Two Hawks Quarterly

My nonfiction piece, “How a Mountain Goat Disappears.” was printed in Two Hawks Quarterly, Spring 2018.

How a Mountain Goat Disappears

I keep the first mountain I climbed in my skin. I carry it on my back, perched atop my shoulder blades, those never-grown wings. I am not concerned when others hem and haw over the finality of it all, that the ink will follow me all through my life and decompose with me, or burn, or sluff, bubble — explode? I don’t know how I’m going to die and the anticipation keeps me alive.

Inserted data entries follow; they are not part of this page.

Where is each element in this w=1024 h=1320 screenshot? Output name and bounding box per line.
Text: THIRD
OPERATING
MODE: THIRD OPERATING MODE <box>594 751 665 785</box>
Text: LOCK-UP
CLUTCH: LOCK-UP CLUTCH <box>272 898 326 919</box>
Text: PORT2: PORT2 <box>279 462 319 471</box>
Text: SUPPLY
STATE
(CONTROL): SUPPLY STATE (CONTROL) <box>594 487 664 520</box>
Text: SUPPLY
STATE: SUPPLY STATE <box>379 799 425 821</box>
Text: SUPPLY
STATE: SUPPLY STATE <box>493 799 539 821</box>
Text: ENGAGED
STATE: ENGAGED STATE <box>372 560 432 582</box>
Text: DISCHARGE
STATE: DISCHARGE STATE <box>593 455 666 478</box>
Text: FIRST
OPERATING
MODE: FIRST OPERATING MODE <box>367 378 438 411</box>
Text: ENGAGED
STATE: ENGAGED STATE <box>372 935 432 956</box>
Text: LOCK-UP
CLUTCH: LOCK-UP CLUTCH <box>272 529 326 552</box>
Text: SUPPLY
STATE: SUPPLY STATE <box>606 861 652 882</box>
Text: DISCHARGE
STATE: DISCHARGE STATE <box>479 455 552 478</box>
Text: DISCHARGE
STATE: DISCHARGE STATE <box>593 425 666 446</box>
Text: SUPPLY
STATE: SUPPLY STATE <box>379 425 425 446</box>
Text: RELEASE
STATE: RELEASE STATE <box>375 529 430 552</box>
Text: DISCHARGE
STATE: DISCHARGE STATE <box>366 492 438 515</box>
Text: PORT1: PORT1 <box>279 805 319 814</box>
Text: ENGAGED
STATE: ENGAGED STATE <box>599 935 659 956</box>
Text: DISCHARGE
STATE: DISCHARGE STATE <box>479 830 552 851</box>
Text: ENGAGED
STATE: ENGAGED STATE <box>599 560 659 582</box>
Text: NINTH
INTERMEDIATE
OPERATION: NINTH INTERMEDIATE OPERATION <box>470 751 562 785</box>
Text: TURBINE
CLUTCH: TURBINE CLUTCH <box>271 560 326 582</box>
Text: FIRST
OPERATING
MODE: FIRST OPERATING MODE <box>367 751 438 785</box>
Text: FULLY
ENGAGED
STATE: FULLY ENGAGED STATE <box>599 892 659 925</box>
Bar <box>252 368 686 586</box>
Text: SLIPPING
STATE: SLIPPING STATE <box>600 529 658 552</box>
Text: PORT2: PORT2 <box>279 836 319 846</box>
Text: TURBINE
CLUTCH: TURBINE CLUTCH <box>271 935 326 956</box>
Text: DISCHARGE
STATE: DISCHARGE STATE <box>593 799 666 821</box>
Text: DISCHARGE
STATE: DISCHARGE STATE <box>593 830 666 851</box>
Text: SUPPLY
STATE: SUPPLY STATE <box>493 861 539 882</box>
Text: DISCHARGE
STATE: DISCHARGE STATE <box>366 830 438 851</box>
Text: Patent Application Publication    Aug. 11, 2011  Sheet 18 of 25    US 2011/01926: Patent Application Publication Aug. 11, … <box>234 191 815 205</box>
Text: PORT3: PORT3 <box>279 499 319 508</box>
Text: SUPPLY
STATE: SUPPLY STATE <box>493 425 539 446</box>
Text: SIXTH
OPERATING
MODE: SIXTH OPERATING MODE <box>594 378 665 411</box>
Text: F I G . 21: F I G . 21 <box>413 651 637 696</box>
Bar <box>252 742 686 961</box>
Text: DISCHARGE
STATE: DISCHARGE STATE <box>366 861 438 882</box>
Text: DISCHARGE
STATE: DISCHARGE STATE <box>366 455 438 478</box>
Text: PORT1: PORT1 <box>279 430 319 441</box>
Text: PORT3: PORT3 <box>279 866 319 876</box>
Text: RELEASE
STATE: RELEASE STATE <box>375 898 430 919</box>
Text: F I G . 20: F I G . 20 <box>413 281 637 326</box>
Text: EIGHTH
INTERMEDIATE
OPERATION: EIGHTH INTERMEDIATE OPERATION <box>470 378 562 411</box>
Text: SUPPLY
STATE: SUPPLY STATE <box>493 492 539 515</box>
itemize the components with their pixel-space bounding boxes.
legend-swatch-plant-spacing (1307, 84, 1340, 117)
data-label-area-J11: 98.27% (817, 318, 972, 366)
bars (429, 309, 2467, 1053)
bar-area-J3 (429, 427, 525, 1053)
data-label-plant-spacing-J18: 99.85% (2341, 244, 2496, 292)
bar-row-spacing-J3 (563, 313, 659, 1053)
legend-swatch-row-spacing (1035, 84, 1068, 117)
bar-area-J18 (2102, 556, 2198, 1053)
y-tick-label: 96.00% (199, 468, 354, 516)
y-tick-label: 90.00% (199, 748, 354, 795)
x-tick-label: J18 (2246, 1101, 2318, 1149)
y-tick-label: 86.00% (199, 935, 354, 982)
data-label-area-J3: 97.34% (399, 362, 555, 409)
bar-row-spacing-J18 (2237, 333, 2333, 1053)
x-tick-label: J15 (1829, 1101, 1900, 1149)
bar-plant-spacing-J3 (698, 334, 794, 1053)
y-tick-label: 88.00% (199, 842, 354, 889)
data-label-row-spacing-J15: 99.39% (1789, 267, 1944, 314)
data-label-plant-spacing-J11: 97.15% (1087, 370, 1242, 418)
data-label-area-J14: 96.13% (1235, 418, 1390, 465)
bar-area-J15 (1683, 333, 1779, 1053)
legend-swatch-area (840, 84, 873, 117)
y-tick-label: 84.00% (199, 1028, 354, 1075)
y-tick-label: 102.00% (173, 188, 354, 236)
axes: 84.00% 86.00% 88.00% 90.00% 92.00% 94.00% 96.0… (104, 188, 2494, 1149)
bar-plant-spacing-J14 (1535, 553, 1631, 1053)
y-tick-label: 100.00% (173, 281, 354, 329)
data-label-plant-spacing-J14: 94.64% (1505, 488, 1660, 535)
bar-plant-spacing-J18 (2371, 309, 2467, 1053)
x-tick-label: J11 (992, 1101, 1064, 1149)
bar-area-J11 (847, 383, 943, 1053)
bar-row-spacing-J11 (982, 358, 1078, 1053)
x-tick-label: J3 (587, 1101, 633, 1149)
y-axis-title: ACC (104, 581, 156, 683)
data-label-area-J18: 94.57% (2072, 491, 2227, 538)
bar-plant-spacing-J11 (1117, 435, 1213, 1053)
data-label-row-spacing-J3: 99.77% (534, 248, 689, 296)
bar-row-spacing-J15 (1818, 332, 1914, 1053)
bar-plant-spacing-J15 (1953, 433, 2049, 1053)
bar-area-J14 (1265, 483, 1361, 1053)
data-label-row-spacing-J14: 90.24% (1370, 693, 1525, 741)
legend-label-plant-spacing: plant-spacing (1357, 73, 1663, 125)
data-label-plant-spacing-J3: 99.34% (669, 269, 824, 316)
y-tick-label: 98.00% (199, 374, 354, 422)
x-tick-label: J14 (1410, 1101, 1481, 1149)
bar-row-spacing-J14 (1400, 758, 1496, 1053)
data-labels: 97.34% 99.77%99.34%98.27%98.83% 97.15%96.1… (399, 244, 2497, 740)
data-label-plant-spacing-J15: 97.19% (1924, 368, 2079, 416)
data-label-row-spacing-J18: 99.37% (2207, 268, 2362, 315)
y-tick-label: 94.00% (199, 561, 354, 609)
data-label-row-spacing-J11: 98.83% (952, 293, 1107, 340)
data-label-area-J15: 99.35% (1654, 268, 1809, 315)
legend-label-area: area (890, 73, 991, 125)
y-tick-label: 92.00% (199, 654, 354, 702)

Years ago, I set out to climb the mountain now on my back, a fourteen thousand foot peak named, in all seriousness, Mount Sneffels, in the San Juan range of the Colorado Rockies. I had no intention of becoming a mountain climber when I set out for Sneffels. Some friends were going camping in the basin below the peak and thought it would be fun to try to climb it the next day. I didn’t realize, until I got into camp and looked up, what I would be undertaking. The San Juan peaks are memorable as a broken face; their ridgelines suggest tar-addled shattered teeth. Everything else is green, golden, and blue. Green valleys, golden skies at sun’s rise and set, water as blue as the middle-day sky.

As I worked my way up Sneffels’ flanks, my hike turned into a scramble, a scramble into a climb. I was picking my way up a razorback of granite ridgeline following the faint voices of other climbers ahead of me. I didn’t think about anything more than foot and hand placements for what felt like a long time. I abruptly froze while straddling a jutted vertebra of rock.